Der Godfather hatte ihm den rechten Platz zugewiesen, den Platz des Kopiloten, den Cernan dann auch später innehaben würde, wenn er an der Reihe war zu fliegen. Cernan jedoch wollte nur als Commander nochmals zum Mond, und dies hieß: auf dem Platz, den bis dahin stets die früheren Testpiloten unter den Astronauten eingenommen hatten. Sie empfanden sich als Elite, und Cernan gehörte nicht dazu. Aber war er nicht fliegerisch genauso gut oder, ja, sogar besser? Hatte er es mit seiner Erfahrung, seinen Verdiensten, seinen Talenten nicht verdient, auf dem linken Platz zu sitzen? Das war es, was ihn umtrieb.

»Deke hat mich für verrückt erklärt«, sagt Cernan und fügt hinzu, dass Slayton ihm unmissverständlich klargemacht habe, dass es für ihn eine zweite Chance kaum geben werde.

Doch Cernan hatte sich nicht beirren lassen. Commander oder gar nichts! Für Apollo 13 war er damit aus dem Spiel. Aber Apollo 14 musste jetzt besetzt werden. Shepard würde der Commander sein. Doch wer würde sein Ersatzmann werden und damit später Commander von Apollo 17 sein? Wer konnte Cernan vorgezogen werden? Infrage kamen vor allem die anderen Veteranen, die ebenfalls bereits zum Mond geflogen, jedoch nicht auf ihm gelandet waren. Aber Frank Borman und Bill Anders von Apollo 8, der allerersten Mondexpedition zu Weihnachten 1968, hatten das Astronautenkorps verlassen, und der dritte Mann an Bord, Jim Lovell, war bereits als Commander für Apollo 13 benannt worden. Michael Collins wäre dann erste Wahl gewesen, der bei Apollo 11 in einer Mondumlaufbahn hatte zurückbleiben müssen, als Neil Armstrong und Buzz Aldrin auf dem Mond Geschichte schrieben. Aber auch Collins wollte nicht noch länger warten. Er versuchte sich in der Politik. Wer blieb noch übrig? Tom Stafford, der Commander Cernans bei den Gemini- und Apolloflügen? Auch er nicht. Er wurde Nachfolger Shepards als Leiter des Astronautenbüros. Im Pokerspiel mag Cernan auch miteingerechnet haben, dass seine Widerborstigkeit Slayton vielleicht insgeheim imponiert hatte. Jedenfalls, Cernan glaubte, gute Karten in der Hand zu haben. Und er sollte recht behalten.

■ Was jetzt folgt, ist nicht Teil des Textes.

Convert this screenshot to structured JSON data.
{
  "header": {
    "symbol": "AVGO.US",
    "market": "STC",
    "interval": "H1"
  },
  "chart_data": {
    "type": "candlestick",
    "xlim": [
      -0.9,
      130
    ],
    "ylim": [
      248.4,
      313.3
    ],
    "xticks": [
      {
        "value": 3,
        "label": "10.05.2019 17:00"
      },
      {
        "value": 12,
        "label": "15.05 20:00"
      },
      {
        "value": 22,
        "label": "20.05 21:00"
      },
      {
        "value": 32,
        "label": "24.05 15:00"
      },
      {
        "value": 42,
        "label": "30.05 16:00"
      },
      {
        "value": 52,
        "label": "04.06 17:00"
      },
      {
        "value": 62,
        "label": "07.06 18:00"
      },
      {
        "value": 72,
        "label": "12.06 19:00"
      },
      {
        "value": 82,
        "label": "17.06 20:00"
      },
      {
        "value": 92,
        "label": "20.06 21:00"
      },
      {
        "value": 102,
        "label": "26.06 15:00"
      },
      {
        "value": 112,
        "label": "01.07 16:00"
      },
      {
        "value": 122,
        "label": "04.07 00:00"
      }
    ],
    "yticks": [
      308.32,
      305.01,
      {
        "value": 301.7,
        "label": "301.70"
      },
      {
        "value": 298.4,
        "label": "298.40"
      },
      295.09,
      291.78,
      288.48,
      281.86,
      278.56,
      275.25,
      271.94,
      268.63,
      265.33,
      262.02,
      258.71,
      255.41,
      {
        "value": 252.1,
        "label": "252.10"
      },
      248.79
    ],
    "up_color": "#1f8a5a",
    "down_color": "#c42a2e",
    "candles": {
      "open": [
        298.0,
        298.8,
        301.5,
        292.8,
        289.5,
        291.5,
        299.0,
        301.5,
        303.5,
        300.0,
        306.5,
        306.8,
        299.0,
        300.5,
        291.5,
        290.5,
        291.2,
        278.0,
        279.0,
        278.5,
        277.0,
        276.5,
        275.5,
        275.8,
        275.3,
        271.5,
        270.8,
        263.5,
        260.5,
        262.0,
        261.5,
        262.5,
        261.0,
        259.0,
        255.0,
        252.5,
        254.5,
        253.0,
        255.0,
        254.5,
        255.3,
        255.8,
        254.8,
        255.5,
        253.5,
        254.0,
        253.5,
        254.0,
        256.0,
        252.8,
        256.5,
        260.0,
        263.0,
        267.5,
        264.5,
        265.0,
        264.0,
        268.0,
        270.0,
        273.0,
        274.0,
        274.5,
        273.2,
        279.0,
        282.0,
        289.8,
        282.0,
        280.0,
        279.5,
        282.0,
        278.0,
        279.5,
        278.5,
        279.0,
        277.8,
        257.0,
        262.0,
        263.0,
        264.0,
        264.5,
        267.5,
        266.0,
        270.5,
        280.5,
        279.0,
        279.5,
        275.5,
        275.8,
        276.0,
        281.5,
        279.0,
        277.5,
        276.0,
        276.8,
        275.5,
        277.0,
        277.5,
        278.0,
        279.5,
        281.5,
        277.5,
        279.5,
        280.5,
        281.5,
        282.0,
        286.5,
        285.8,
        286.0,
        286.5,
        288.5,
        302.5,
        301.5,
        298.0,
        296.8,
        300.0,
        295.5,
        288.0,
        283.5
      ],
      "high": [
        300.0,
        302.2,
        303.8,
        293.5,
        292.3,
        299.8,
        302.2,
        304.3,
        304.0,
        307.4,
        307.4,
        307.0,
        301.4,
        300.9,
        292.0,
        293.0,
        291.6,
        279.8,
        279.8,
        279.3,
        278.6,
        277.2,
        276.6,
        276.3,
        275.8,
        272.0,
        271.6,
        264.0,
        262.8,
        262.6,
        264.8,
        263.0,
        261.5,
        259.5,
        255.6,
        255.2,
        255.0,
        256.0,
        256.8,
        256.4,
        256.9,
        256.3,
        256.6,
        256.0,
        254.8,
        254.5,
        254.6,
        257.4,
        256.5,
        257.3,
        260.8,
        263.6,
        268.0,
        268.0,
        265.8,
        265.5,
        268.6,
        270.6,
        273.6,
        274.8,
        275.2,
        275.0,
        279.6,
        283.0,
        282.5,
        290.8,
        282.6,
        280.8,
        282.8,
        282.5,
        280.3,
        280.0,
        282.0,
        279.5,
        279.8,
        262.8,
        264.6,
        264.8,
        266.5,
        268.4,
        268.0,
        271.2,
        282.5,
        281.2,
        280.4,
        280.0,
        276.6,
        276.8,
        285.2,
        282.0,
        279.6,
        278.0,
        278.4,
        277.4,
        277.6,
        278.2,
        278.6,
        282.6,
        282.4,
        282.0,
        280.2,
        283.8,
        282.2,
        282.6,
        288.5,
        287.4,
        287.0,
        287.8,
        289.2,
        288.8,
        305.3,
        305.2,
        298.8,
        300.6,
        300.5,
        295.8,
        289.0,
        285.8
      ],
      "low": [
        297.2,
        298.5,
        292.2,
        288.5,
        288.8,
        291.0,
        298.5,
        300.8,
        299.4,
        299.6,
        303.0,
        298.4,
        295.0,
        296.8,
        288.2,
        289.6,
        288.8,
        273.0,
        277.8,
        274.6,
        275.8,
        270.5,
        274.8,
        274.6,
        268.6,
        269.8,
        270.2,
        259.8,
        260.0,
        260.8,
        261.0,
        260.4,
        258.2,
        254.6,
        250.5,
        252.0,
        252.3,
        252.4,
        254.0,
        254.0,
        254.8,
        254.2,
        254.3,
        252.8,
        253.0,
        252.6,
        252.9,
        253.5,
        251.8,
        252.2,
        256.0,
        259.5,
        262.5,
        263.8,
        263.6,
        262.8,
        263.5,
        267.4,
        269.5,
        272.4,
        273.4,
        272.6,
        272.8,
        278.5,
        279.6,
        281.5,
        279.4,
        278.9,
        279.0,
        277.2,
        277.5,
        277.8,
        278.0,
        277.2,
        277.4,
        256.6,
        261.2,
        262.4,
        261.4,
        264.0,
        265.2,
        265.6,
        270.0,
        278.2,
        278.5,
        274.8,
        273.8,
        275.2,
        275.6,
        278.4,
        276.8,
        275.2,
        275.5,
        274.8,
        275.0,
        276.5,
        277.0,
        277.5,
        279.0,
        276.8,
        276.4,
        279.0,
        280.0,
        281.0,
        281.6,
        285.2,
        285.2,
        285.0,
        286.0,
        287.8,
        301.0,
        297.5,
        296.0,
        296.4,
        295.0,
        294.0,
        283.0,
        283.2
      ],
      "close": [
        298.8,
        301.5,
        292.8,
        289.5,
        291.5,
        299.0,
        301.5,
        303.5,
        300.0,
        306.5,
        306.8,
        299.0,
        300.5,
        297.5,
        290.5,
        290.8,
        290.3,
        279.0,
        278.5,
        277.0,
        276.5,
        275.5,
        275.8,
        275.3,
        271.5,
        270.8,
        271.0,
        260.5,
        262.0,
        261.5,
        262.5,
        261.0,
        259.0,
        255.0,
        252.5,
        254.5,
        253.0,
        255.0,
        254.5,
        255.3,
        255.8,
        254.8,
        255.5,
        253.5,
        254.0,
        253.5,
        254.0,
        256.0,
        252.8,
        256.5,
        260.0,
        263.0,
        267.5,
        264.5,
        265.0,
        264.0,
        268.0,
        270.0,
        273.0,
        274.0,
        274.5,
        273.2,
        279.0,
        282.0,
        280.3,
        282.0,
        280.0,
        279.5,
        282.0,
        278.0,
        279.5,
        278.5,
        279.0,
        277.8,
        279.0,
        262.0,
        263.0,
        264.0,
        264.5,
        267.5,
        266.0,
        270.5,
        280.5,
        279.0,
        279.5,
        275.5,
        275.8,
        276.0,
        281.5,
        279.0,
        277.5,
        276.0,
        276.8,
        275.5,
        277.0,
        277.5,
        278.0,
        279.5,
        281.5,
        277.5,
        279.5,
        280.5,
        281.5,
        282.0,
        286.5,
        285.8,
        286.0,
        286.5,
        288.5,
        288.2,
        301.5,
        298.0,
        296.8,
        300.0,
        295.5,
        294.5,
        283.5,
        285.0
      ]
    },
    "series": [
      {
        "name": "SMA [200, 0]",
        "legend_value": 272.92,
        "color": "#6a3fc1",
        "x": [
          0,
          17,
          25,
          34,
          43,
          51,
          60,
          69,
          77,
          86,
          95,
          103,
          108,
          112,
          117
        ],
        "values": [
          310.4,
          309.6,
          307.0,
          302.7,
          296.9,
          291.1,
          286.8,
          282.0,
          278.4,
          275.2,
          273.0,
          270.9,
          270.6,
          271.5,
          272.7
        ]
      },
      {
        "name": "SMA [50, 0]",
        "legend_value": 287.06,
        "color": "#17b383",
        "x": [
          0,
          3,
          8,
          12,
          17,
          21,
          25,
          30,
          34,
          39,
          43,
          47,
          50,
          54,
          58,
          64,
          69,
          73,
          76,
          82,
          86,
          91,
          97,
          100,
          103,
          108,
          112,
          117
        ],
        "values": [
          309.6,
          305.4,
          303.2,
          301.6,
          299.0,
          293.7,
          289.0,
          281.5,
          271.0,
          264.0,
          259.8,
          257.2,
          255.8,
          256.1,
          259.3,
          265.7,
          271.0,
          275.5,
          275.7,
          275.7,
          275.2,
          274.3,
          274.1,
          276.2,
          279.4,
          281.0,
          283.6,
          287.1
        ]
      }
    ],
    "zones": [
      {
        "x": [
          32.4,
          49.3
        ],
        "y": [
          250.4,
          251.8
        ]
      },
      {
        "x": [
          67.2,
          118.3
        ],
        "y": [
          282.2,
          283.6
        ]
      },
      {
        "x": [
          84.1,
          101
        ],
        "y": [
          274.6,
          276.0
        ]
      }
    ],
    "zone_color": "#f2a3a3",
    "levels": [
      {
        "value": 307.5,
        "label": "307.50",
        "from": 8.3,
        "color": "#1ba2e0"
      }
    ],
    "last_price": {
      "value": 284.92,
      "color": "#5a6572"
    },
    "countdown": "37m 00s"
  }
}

Noch einmal rief Deke Slayton ihn zu sich, um ihm diesmal mitzuteilen: Dein Pokern hat sich ausgezahlt, Geno. Du kriegst deinen Willen. Du wirst bei Apollo 14 Commander der Ersatzcrew, Backup von Shepard mit der Aussicht auf einen Einsatz bei Apollo 17. Gratulation.

Aber sofort, und überlaut, meldete sich abermals Cernans Ego. Er, mit all seiner Erfahrung vom Mond, zunächst im zweiten Glied hinter einem, der nie richtig im All war? Schwer zu ertragen. Natürlich versicherte er Shepard, dass er loyal zu ihm stehe. Aber dann konnte er sich nicht mehr zurückhalten. Es musste aus ihm heraus. »Für den Fall, dass Sie nicht fliegen können«, sagte er dem Älteren, fast 50-Jährigen, ins Gesicht, »werde ich da sein, um Ihren Job zu machen – nicht nur so gut wie Sie, sondern besser.«

Ein Affront. Cernan erinnert sich, dass Shepards Miene plötzlich einfror. Doch dann das Unerwartete. Der Unnahbare, im Astronautenlager Gefürchtete, streckte die Hand aus und sagte: »Geno, wir werden gemeinsam unseren Spaß haben.«

Das Eis war gebrochen. Cernan war auf Kurs. Unter Abwägung aller Risiken hatte er sich für das Glücksspiel entschieden und gewonnen und konnte sich in seiner Lebensphilosophie bestätigt sehen. Schicksal sei eine Sache eigener Wahl, ganz persönlicher Entscheidungen, ist sein Credo. Allein der Mensch selbst bestimme über sein Leben.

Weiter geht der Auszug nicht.